Personal information
- Born: April 5, 1883 Dennison, Ohio, U.S.
- Died: June 7, 1941 (aged 58) Columbus, Ohio, U.S.
- Height: 5 ft 10 in (1.78 m)
- Weight: 230 lb (104 kg)

Career information
- College: None

Career history

Playing
- 1904: Columbus Panhandles
- 1904: Shelby Blues
- 1904–1906: Massillon Tigers
- 1913: Akron Indians
- 1914: Canton Professionals
- 1907–1921: Columbus Panhandles

Coaching
- 1920–1921: Columbus Panhandles
- Coaching profile at Pro Football Reference

= Ted Nesser =

American football player and coach (1883–1941)

Theodore Nesser Jr. (April 5, 1883 – June 7, 1941) was a professional football player-coach in the "Ohio League" and the early National Football League (NFL). During his professional football career, he played for the Columbus Panhandles, Massillon Tigers, Akron Indians, Canton Bulldogs and Shelby Blues.
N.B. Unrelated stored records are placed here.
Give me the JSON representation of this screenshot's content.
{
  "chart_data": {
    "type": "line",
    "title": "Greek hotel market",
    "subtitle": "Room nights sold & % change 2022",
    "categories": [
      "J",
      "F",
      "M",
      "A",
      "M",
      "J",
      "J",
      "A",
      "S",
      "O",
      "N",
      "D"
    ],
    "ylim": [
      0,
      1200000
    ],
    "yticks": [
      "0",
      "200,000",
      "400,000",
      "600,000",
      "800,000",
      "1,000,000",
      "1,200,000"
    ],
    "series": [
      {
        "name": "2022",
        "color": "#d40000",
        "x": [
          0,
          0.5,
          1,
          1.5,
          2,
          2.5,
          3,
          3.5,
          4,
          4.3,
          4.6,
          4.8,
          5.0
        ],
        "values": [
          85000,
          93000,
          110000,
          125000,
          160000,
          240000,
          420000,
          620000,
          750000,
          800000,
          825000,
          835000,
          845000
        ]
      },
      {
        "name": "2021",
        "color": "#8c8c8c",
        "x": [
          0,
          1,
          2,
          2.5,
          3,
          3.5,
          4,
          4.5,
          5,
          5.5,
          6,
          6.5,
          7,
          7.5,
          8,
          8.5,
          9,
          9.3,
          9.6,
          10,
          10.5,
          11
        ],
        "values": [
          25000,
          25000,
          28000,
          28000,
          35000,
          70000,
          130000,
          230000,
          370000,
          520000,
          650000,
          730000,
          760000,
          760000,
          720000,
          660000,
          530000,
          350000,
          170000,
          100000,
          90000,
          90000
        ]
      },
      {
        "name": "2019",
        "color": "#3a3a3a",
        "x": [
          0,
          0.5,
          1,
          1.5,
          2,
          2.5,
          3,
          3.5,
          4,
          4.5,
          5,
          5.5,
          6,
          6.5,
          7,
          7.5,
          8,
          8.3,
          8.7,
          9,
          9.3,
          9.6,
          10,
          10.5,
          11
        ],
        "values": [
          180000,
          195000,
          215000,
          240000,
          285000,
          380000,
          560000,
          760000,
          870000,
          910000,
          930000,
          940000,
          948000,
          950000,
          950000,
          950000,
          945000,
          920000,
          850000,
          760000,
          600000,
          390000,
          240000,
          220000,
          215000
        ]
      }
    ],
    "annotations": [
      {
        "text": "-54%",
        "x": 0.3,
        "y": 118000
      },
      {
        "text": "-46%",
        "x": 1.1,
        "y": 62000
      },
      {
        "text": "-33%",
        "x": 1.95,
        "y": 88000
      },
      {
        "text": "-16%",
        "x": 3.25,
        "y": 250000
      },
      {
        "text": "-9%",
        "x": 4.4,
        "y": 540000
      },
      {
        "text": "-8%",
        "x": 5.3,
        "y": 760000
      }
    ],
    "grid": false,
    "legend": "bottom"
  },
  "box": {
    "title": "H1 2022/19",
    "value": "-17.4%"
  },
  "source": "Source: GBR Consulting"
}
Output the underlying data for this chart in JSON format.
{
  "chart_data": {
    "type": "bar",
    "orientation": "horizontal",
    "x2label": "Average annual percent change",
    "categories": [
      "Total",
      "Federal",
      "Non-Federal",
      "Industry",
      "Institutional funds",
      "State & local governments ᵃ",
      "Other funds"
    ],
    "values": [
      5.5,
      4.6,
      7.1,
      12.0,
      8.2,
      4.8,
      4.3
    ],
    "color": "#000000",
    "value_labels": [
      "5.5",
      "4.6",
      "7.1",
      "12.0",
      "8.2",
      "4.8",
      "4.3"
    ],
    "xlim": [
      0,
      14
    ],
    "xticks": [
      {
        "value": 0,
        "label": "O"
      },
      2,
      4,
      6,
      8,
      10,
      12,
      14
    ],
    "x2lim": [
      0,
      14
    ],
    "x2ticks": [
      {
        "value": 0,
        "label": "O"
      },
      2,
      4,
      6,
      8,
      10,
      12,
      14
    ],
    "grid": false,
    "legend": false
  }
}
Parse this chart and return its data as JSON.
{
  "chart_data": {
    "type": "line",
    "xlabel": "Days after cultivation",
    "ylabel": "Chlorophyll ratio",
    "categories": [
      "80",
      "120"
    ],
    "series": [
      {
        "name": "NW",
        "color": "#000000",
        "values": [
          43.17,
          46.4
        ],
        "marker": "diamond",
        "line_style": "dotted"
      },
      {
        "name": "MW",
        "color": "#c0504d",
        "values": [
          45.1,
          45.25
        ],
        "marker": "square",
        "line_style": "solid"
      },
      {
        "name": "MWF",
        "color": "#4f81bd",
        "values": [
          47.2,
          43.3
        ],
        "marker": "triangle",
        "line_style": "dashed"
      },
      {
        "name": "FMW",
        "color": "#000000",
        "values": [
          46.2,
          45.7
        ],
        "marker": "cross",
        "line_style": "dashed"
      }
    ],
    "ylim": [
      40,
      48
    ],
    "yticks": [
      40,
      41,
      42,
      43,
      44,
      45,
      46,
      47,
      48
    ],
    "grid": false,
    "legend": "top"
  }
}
Ted Nesser, at left, and his brothers comprised the core of the 1921 Columbus Panhandles team.

He was also a member of the Nesser Brothers, a group consisting of seven brothers who made-up the most famous football family in the United States from 1907 until the mid-1920s. Ted was the first Nesser to make money at football, playing for Massillon's state championship teams in 1904, 1905 and 1906.

Ted was considered the toughest of the Nesser brothers. In 1906, he reputedly ended the career of Willie Heston, a former Michigan All-American, with a hard tackle in a Massillon Tigers-Canton Bulldogs game. In 1908, Ted reputedly stayed for a game with two broken bones protruding from an arm, just because he thought that his brothers needed him. Nesser was also reported to have had broken his nose at least eight times.

He was also considered a football genius and is credited with originating several plays including the triple pass, the criss-cross and the short kickoff. These plays became popular in the college game of that day.

None of the Nesser brothers attended college. However, in 1909, Texas A&M coach Charley Moran, fearing a loss to Texas, offered to pay Ted for his help. Even though Ted had never finished high school, he wore a freshman beanie on campus and suited up for the game. The Aggies never trailed, so Ted never got in, but Moran paid him $200 afterward for his trouble.

Ted's son Charlie also played briefly for the Panhandles in 1921. This is marked as the only father-son combination to play together in NFL history.

In 2015, the Professional Football Researchers Association named Nesser to the PRFA Hall of Very Good Class of 2015.